SA also has a dismal record in “big bet” industrial investments, involving the deployment of public finances and public sector institutional capacities. The multibillion-rand Pebble Bed Modular Reactor (PBMR) and Joule (Electric Vehicle) Projects bear witness to this failure.

Worse still, de-risking projects by creating an investment-friendly framework that limits public-sector spending commitments, allowing the private sector to carry the risks, is not something the country has done well. National interest concerns have to be taken into account, but there is no substitute for an expeditious regulatory framework that minimises “red-tape” hurdles to secure much-needed investment.

Policy development for the hemp and cannabis sector eloquently illustrates the problem. The hemp or cannabis plant is biologically the same plant, (with varying physical or chemical characteristics across a huge number of strains). But the current regulatory function falls under the SA Health Products Regulatory Authority (Sahpra) which, as the name implies, regulates health products, not agricultural production. Sahpra licencing conditions for agricultural production of cannabis (CBD extraction) are onerous and profoundly flawed.

Onerous and costly capital-intensive conditions must be met before a licence can be issued. A prospective entrant must secure considerable investment in plant and equipment, including in high level security, without any reasonable assurance of a licence. Of equal concern is that research permits have been issued by Saphra (through the department of health) in a protracted process which, at best, appears not to meet government’s own requirements for equity, fairness, transparency and even legal sustainability.

Permit conditions appear to have been unilaterally altered and the regulatory “bridge” between research and full-scale production has not been set out. Small wonder then that investors are choosing alternative investment destinations where regulatory and red-tape hurdles are less onerous — despite more favourable factors in SA — among them access to upstream supply chains and downstream logistics and transport services.

President Cyril Ramaphosa’s 2020 state of the nation address (Sona) that in 2020, SA would “open up and regulate the commercial use of hemp products, providing opportunities for small scale farmers; and formulate policy on the use of cannabis products for medicinal purposes” is cause for optimism.

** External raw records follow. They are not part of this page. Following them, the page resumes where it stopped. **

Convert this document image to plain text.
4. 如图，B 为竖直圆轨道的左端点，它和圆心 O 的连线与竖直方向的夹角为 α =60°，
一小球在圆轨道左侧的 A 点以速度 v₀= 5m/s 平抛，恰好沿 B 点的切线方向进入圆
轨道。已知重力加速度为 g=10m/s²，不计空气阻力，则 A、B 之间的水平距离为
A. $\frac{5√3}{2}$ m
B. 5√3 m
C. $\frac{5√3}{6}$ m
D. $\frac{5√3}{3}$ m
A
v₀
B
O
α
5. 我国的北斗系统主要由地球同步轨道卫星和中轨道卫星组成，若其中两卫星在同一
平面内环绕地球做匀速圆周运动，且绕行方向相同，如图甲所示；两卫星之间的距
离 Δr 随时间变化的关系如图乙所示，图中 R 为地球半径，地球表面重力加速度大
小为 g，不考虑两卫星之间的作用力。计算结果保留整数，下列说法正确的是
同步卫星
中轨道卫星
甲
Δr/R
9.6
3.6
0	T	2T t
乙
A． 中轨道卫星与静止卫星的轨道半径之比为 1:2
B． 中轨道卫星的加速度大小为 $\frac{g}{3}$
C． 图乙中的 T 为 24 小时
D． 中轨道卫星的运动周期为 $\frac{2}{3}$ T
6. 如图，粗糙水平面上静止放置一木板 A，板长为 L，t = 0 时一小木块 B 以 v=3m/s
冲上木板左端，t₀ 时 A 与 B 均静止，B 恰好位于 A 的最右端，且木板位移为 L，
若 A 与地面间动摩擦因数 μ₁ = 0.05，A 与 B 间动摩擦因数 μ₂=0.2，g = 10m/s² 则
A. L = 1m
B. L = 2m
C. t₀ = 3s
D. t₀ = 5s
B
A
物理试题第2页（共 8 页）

The need for rapid economic development interventions will be critical even while we continue to battle Covid-19, especially those that address rural poverty and inequality. This will require urgent policy development work; intragovernment policy coherence and close proactive engagement with investors, organised business, small business and labour to develop a pragmatic, implementable plan.

Ironically, it is precisely our rapid and comprehensive response to Covid-19 that has demonstrated not only our capacity to sidestep the bureaucratic paralysis characterising our previous failures, but also our ability to rapidly set up and operate systems, some of which are acknowledged as among the best in the world.

The government must learn from this experience when responding to Covid-19’s collateral economic damage. In the hemp/cannabis sector, instead of sitting on the bank, endlessly designing the means to cross the river, while others cross “one stone at a time” — leaving SA, once again, stranded with first- and early-mover advantage lost forever, we must act now. We must replace an interminable process of seeking a “perfect” regulatory blueprint before acting to support the establishment of a hemp/cannabis sector.

An incremental approach to pragmatic policy development should focus on a collaborative approach with business to secure private-sector investment, small-scale farmer participation and getting “plants in the soil”.

• Strachan was the former Western Cape finance & economic affairs MEC, and is a researcher on economic and industrial policy, country investment and risk, innovation and technology.